Journalist and anti-lynching activist Ida B. Wells-Barnett was born in Holly Springs, Mississippi six months before President Lincoln issued the Emancipation Proclamation. She was raised in the Methodist Episcopal Church, and her father was on the Board of Directors of local MEC-affiliated Shaw College (now Rust College) which Ms. Wells attended until the death of her parents during the yellow fever epidemic forced her to work as a teacher to support her brothers and sisters. Teaching in a segregated school system, she earned $30 a month while white teachers were paid $80.

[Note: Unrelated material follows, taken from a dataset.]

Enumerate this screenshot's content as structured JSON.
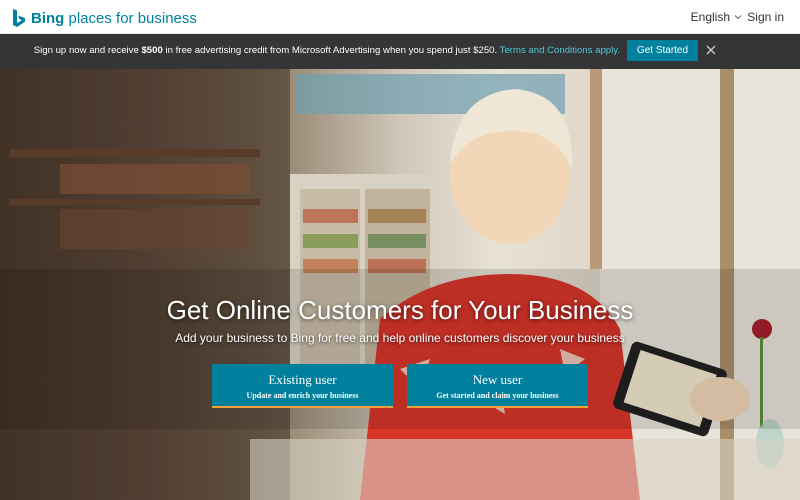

She and two younger siblings moved to Memphis in 1883, where she joined the AME church and often taught children's Sunday school. She began to write for African American newspapers, becoming a co-owner and editor of an anti-segregation newspaper, the Free Speech and Headlight. She spoke out against the lynching of three friends and urged black Memphis residents of leave town, saying, "There is, therefore, only one thing left to do; save our money and leave a town which will neither protect our lives and property, nor give us a fair trial in the courts, but takes us out and murder us in cold blood when accused by white persons."
The newspaper offices were destroyed by a white mob in 1892, and she relocated to Chicago where she published a pamphlet entitled "Southern Horrows: Lynch Law in All Its Phases" that was widely circulated at the World's Columbian Exposition in 1893. She spoke regularly in Europe against lynching and found that audiences there were more easily convinced of the reality of the situation than those in the United States. Another booklet on lynching, "Red Record", was published in 1895 which included vivid descriptions of two lynchings and perhaps the first compilation of lynching statistics.